Amid the pouring rain, I trotted to my evening class, but not before picking up my movie DVD of Zhang Yimou’s To Live from the library. Reaching the designated room just before class started, I turned around to see Cynthia. My Cynthia – all smile and waving her hand slightly. I pointed to the empty seat beside her; she nodded and gave it a slight pull from under the table.

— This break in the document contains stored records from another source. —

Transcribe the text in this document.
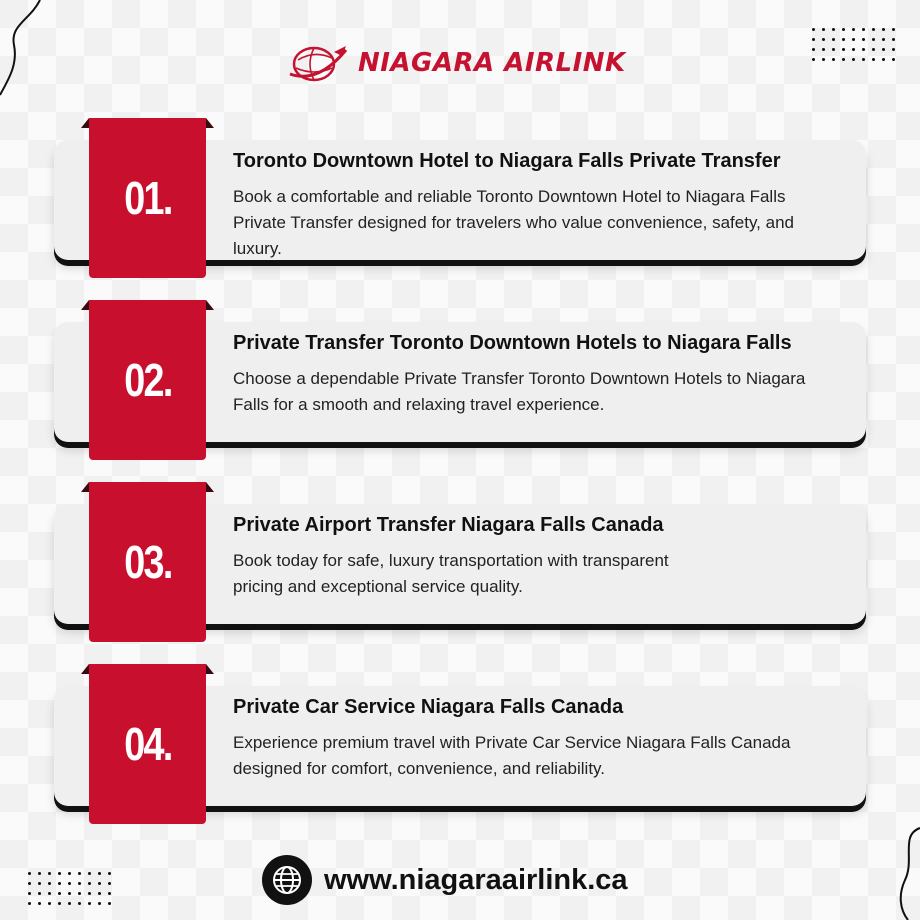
NIAGARA AIRLINK
01.
Toronto Downtown Hotel to Niagara Falls Private Transfer
Book a comfortable and reliable Toronto Downtown Hotel to Niagara Falls Private Transfer designed for travelers who value convenience, safety, and luxury.
02.
Private Transfer Toronto Downtown Hotels to Niagara Falls
Choose a dependable Private Transfer Toronto Downtown Hotels to Niagara Falls for a smooth and relaxing travel experience.
03.
Private Airport Transfer Niagara Falls Canada
Book today for safe, luxury transportation with transparent pricing and exceptional service quality.
04.
Private Car Service Niagara Falls Canada
Experience premium travel with Private Car Service Niagara Falls Canada designed for comfort, convenience, and reliability.
www.niagaraairlink.ca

“I thought you had taken this paper”. I was genuinely surprised, and hardly expected an answer. Sitting with her was kind of weird; not as in uncomfortable, just weird. It was all in my mind, of course. And we don’t even had much time for small talk before the lecturer, an Indian, arrived. It was an enjoyable lecture, with or without Cynthia. And as it is my nature, I would mumble to myself during classes, so I thought I would scare her – as normally is the case for anyone – then I realised that she too showed the same habit. I wouldn’t know for sure, maybe she was just trying to make me comfortable, to dust away the cobwebs in our relationship. But I did not open up all evening. As the class came to a close, I said only a faint goodbye to her, no “see you next week”, no “you taking the MRT?” I don’t know what actually got into me. Maybe it was her bowed head with eyes scanning handphone messages from her hubby just minutes before the end. Maybe I had felt that barrier of invisible wall she had built around her. Either way, I should have been exalted to meet her regularly. But I am not. And I can only conclude that I no longer feel anything special for her, leaving a tinge of sentimentality.